Throwback: Before Sanitation

We debunked the new EWG report yesterday on how chemicals are found in our bodies. It relied on scare tactics and shoddy science. But it also appealed to an implicit conviction: that manmade chemicals are everywhere and they’re bad for us.

Of course chemicals are everywhere. But this isn’t inherently bad. In fact, it’s often a good thing, and denying that despite the evidence can be dangerous.

With so many fearmongerers broadcasting distrust, we decided it’s time to remind people of the progress made through the discoveries of modern science. Last week we covered GMOs. This week’s focus is the greatest medical advance in 150 years: Sanitation.

We often take sanitation for granted. But that’s because we don’t know what life was like before it.

One way to make up for our lack of experience is looking at opinions from the early 20th century.  These are helpful because they come from people who lived life before and after improvements in sanitation.  Writing during this period, President Calvin Coolidge remarked “wherever we look, the work of the chemist has raised the level of our civilization.” Now activists act as if chemistry is leading to its collapse.

To be fair, the “level of civilization” prior to sanitation was, well, let’s just say low. Take 19th Century London for example, where:

  • 300,000 horses were dropping 1,000 tons of dung every day. As historian Lee Jackson put it in an interview with NPR, London’s roads were “essentially composed of horse dung.”
  • The Thames river “was thick with human sewage.”
  • Houses had cesspools in basements. “This sort of stench coming into the house,” writes Jackson, was “actually one of the great driving forces of sanitary reform.”

Sanitation was improved by chemists working on different problems in various disciplines.
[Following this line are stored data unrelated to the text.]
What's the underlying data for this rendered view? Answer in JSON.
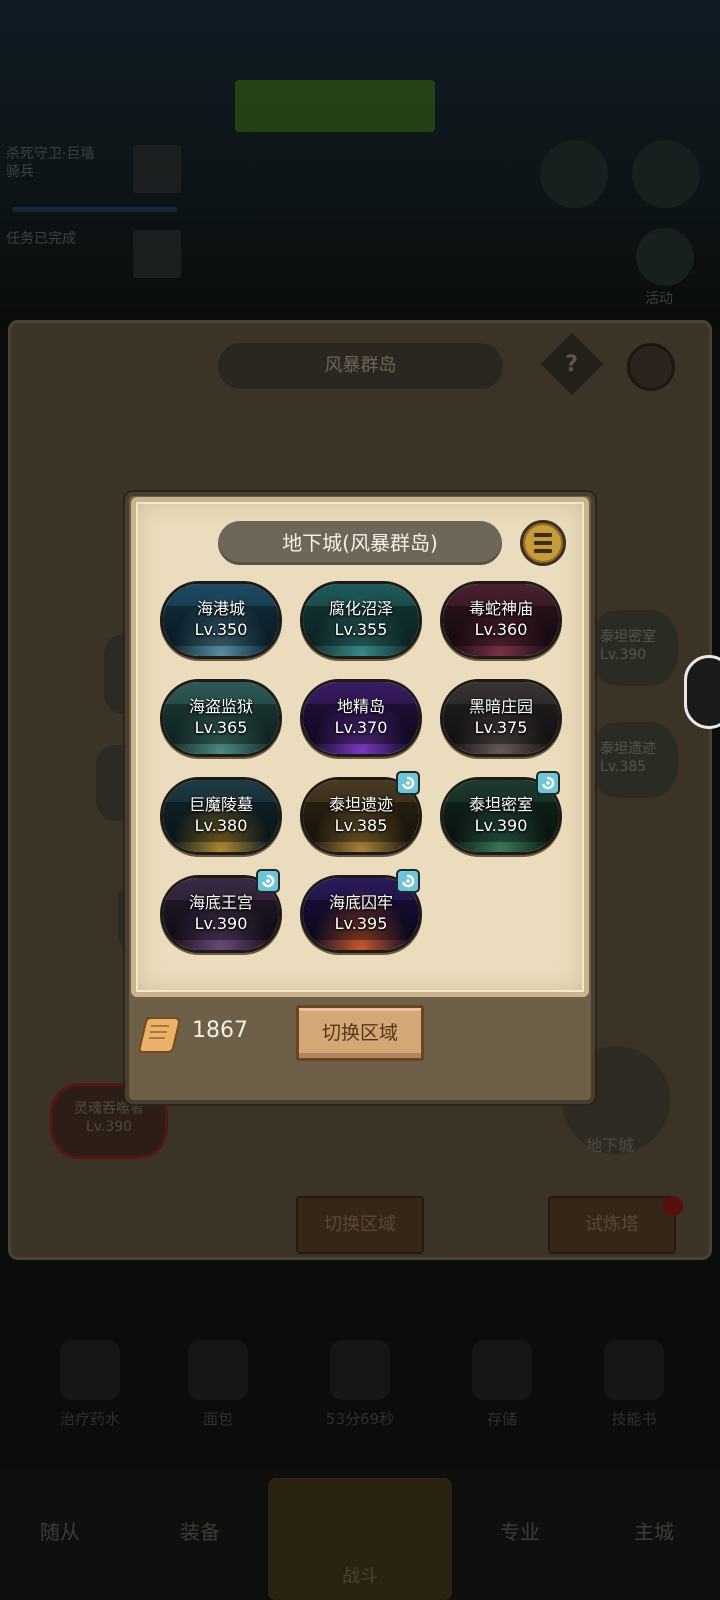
{
  "background": {
    "banner_text": "",
    "main_panel_title": "风暴群岛",
    "help_label": "?",
    "quests": [
      {
        "label": "杀死守卫·巨墙\n骑兵"
      },
      {
        "label": "任务已完成"
      }
    ],
    "right_icons": [
      {
        "label": "活动"
      }
    ],
    "map_nodes": [
      {
        "label": "泰坦密室",
        "level": "Lv.390"
      },
      {
        "label": "泰坦遗迹",
        "level": "Lv.385"
      }
    ],
    "soul_node": {
      "label": "灵魂吞噬者",
      "level": "Lv.390"
    },
    "dungeon_button_label": "地下城",
    "switch_zone_label": "切换区域",
    "trial_tower_label": "试炼塔",
    "bottom_row": [
      {
        "label": "治疗药水"
      },
      {
        "label": "面包"
      },
      {
        "label": "53分69秒"
      },
      {
        "label": "存储"
      },
      {
        "label": "技能书"
      }
    ],
    "nav_tabs": [
      {
        "label": "随从"
      },
      {
        "label": "装备"
      },
      {
        "label": "战斗"
      },
      {
        "label": "专业"
      },
      {
        "label": "主城"
      }
    ]
  },
  "dialog": {
    "title": "地下城(风暴群岛)",
    "dungeons": [
      {
        "name": "海港城",
        "level": "Lv.350",
        "swirl": false,
        "colors": [
          "#1e4a63",
          "#0c2431",
          "#5a8fa6"
        ]
      },
      {
        "name": "腐化沼泽",
        "level": "Lv.355",
        "swirl": false,
        "colors": [
          "#1f5a5a",
          "#0f2d2e",
          "#3b8a8a"
        ]
      },
      {
        "name": "毒蛇神庙",
        "level": "Lv.360",
        "swirl": false,
        "colors": [
          "#4a2030",
          "#1a0c14",
          "#7a3346"
        ]
      },
      {
        "name": "海盗监狱",
        "level": "Lv.365",
        "swirl": false,
        "colors": [
          "#2e5a57",
          "#142e2c",
          "#4e8a84"
        ]
      },
      {
        "name": "地精岛",
        "level": "Lv.370",
        "swirl": false,
        "colors": [
          "#3a1c62",
          "#160a2a",
          "#7a3cc2"
        ]
      },
      {
        "name": "黑暗庄园",
        "level": "Lv.375",
        "swirl": false,
        "colors": [
          "#3a3434",
          "#161414",
          "#6a5a5a"
        ]
      },
      {
        "name": "巨魔陵墓",
        "level": "Lv.380",
        "swirl": false,
        "colors": [
          "#1e3a44",
          "#0c1c22",
          "#b08a2c"
        ]
      },
      {
        "name": "泰坦遗迹",
        "level": "Lv.385",
        "swirl": true,
        "colors": [
          "#4a3a24",
          "#1f170c",
          "#a8843c"
        ]
      },
      {
        "name": "泰坦密室",
        "level": "Lv.390",
        "swirl": true,
        "colors": [
          "#1e3a2e",
          "#0c1a14",
          "#3a7a5a"
        ]
      },
      {
        "name": "海底王宫",
        "level": "Lv.390",
        "swirl": true,
        "colors": [
          "#3a2a44",
          "#180f1e",
          "#6a4a7a"
        ]
      },
      {
        "name": "海底囚牢",
        "level": "Lv.395",
        "swirl": true,
        "colors": [
          "#2a1a5a",
          "#110a26",
          "#c85a2a"
        ]
      }
    ],
    "currency_amount": "1867",
    "switch_zone_button": "切换区域"
  },
  "colors": {
    "parchment": "#eadcbc",
    "title_pill": "#6f665a",
    "menu_gold": "#c79a3c",
    "swirl_badge": "#6fc5d6",
    "wood_button": "#d4a777"
  }
}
  • Revolutions in water treatment—which involves chemical processes—saved lives, as chemists discovered cholera was spread through water, and could be prevented with sand filters and chlorination.
  • Indoor plumbing combined with chemical cleaning supplies dramatically improved sanitary conditions at home and in public.

The average American lifespan today (2014) is 78 years, while in 1900 it was just 46 years. One of the driving forces of this is clear: sanitation. And knowing how dirty life in the 19th century was, it’s plain to see that chemistry helped make sanitation work.